Thirteenth Sunday after Pentecost (Proper 15, Year B)
Almighty God, you have given your only Son to be for us a sacrifice for sin, and also an example of godly life: Give us grace to receive thankfully the fruits of his redeeming work, and to follow daily in the blessed steps of his most holy life; through Jesus Christ your Son our Lord, who lives and reigns with you and the Holy Spirit, one God, now and for ever. Amen.
Jesus said, “I am the living bread that came down from heaven. Whoever eats of this bread will live forever; and the bread that I will give for the life of the world is my flesh.”

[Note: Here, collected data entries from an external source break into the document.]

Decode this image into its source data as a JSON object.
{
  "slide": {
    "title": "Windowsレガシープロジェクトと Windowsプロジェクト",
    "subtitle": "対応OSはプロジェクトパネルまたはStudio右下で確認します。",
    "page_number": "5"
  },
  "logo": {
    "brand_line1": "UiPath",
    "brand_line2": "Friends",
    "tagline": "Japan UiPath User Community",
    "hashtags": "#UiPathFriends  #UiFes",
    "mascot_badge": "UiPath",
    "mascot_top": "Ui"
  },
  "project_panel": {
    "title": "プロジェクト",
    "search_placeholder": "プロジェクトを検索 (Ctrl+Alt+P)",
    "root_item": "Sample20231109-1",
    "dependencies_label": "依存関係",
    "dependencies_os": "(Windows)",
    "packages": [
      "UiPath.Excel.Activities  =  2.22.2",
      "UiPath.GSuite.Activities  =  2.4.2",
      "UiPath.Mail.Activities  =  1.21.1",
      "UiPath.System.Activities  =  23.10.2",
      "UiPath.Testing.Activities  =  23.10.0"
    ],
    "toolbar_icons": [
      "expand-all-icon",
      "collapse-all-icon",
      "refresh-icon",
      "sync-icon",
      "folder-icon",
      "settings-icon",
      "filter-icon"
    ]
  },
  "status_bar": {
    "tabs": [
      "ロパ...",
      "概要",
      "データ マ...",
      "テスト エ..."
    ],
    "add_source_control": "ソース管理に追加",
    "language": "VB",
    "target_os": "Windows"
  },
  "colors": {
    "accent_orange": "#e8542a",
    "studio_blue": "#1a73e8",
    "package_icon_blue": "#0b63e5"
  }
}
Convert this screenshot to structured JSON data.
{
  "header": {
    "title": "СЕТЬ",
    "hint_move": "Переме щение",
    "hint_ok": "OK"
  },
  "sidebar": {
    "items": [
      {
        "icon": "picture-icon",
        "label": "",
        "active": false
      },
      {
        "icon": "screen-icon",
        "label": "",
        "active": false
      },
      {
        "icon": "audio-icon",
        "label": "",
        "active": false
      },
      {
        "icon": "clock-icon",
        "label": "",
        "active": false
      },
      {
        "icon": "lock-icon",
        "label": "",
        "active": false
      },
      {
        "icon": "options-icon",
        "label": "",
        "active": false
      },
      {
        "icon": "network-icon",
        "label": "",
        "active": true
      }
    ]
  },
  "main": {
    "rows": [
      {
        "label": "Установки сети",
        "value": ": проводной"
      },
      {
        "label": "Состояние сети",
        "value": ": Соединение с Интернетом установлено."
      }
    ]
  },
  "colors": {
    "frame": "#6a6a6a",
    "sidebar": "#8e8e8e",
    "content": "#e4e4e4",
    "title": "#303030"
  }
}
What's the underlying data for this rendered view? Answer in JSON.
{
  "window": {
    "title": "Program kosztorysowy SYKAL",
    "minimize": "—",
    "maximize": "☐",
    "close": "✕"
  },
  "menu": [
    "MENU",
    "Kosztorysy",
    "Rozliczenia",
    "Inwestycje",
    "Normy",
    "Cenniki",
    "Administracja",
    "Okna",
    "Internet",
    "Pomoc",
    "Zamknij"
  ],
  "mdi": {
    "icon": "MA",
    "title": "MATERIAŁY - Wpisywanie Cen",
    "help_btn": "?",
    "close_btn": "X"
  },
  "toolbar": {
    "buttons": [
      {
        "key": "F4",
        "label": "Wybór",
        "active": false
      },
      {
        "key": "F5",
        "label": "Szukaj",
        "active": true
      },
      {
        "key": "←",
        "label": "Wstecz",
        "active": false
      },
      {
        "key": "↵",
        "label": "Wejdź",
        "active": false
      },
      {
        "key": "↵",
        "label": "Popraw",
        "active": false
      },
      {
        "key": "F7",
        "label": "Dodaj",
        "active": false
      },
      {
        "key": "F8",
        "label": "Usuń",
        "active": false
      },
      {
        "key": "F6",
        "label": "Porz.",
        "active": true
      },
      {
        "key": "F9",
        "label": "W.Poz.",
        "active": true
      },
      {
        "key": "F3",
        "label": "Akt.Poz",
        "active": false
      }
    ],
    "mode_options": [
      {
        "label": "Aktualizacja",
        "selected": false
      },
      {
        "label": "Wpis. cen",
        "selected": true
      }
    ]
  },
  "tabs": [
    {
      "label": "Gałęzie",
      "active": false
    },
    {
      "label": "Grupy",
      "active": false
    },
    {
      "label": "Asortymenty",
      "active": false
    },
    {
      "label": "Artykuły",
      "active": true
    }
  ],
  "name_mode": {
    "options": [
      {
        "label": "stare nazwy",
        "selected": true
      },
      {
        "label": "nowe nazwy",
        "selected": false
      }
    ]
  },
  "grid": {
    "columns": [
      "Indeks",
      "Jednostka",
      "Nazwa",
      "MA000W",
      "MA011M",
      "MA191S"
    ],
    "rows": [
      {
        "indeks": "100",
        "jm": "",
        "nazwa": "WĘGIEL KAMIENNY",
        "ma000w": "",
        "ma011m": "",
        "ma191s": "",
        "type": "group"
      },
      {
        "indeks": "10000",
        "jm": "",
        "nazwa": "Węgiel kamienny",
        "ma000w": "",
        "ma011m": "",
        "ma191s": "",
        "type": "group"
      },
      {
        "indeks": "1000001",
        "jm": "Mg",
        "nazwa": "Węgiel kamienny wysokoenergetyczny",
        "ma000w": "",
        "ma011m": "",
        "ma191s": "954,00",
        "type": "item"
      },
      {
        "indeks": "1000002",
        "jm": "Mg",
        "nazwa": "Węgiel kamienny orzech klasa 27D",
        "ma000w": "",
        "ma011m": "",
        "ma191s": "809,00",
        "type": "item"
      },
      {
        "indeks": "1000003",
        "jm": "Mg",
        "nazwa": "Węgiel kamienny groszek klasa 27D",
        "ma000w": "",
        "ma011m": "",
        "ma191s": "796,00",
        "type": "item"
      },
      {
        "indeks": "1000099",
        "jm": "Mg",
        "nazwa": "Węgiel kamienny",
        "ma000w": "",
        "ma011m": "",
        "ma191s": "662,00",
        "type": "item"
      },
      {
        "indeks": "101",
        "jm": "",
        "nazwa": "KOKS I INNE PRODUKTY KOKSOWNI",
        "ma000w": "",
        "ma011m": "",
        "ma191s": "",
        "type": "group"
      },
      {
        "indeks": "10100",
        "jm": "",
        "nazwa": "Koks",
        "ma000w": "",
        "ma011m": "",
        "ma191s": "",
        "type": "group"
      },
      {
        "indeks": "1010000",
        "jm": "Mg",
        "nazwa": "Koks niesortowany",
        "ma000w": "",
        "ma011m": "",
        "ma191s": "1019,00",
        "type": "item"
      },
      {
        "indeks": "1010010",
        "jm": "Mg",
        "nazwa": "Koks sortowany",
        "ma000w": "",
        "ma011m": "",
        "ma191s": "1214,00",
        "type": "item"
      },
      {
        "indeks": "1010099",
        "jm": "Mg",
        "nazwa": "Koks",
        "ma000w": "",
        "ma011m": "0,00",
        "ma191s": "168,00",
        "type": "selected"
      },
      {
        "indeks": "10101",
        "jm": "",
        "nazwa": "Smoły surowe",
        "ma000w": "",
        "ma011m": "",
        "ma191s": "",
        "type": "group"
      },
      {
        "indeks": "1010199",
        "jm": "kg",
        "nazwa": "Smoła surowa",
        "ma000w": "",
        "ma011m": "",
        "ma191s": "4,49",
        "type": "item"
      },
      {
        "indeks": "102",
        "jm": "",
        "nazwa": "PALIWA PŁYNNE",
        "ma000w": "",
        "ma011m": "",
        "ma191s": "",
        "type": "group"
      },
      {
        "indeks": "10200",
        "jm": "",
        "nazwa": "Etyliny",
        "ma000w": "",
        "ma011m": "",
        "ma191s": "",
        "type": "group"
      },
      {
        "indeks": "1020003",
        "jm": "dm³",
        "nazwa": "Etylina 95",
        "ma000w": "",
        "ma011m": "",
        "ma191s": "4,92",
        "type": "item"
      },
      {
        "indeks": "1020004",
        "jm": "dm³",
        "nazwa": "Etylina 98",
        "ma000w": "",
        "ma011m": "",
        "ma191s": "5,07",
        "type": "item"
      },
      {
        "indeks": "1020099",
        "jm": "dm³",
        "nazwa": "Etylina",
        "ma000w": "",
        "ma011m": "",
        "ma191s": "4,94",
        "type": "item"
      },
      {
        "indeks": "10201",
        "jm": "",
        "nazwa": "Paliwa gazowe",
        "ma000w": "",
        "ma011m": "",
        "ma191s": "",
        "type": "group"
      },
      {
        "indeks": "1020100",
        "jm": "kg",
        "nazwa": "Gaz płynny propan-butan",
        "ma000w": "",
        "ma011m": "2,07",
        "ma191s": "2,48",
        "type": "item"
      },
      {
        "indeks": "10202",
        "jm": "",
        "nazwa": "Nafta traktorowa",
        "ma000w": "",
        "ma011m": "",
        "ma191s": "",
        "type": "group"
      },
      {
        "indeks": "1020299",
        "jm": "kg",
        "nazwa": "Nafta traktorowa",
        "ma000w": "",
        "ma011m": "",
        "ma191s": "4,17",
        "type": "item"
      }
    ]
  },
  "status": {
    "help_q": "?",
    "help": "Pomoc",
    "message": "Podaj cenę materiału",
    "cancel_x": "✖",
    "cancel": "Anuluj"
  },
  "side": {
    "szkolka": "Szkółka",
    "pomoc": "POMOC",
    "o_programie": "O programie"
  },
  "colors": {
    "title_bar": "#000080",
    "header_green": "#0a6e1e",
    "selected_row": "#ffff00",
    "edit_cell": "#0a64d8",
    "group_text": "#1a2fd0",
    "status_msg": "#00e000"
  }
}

The Jews then disputed among themselves, saying, “How can this man give us his flesh to eat?” So Jesus said to them, “Very truly, I tell you, unless you eat the flesh of the Son of Man and drink his blood, you have no life in you. Those who eat my flesh and drink my blood have eternal life, and I will raise them up on the last day; for my flesh is true food and my blood is true drink. Those who eat my flesh and drink my blood abide in me, and I in them. Just as the living Father sent me, and I live because of the Father, so whoever eats me will live because of me. This is the bread that came down from heaven, not like that which your ancestors ate, and they died. But the one who eats this bread will live forever.”
Faith from the Margins to the Web Authors: Mary, Willie and Charles
Mary, Willie, and Charles are regular attenders of the weekly healing prayer service and feeding program of a local Episcopal church. All three are now older adults who live a short walk from the church; all three have experienced homelessness in their own lives, families, and communities.
We gathered as a small group to discuss the lectionary readings for the 11th, 12th, and 13th Sundays after Pentecost, which pivot around this central point: “I am the bread of life. Whoever comes to me will never be hungry, and whoever believes in me will never thirst.” This is the third and final week that we’ll hear from this group.
Our conversation turned to the idea of Jesus as “The Living Bread” and how that image might help us better understand our relationship with God, and each other.
“We’re all God’s children” said Mary. “Especially children and old folks. Sometimes we feel like we’re on the outside of all that is happening. I used to be a CNA, until I hurt my back, lifting before we had all the technologies to help with that. There was a lot of help that people needed and they felt outside, cast out. My job wasn’t just to lift them but to help them feel inside and welcomed. I think that is what Jesus wants to do. To be the living bread that helps us feel like we are inside.”
“That’s right” said Willie, “and when we are on the outside, its hard to feel like you belong, you know, like you’re really family. It might be the thing that people need the most. When we take in Jesus, we begins to see that we ARE family, and to want to treat each other the way we would want to be treated.”
“Treat people like you would treat your own” said Charles.
“See, I was from the country, and we were used to taking care of family” explained Mary. “People who I took care of when I was a CNA, they often felt on the outside of their families. So, I spent time not just doing for them, but helping them know that they were loved, that they were family. It’s the way that we should be towards each other, and I think Jesus knew that. Jesus loves us, so we can be the ones to share that love. That’s what he means by being the Living Bread.”
“Yes! It isn’t just doing what needs to be done, but doing it with love and care, treating each other like family. And if we’re all the people of God, then that means we need each other” said Willie.
This is food for thought for all of us who engage in ministries of feeding, helping, and hospitality. We can so easily get caught up in the mechanics and logistics of what is needed: food, shelter, physical care. But, there is a need for family and community which flows from these ministries. When we walk as Jesus walked, and feed as Jesus fed, we are not merely responding to physical hunger or caregiving. We are sending a message that together, we are one family. In our sharing…not in spite of, but with full awareness of our differences…we live into that possibility of being one family together. God’s presence is made known in us.
Mary closed the group with a prayer of thankfulness for this family that gathers in the name of Jesus, the Living Bread who draws us all near as beloved family.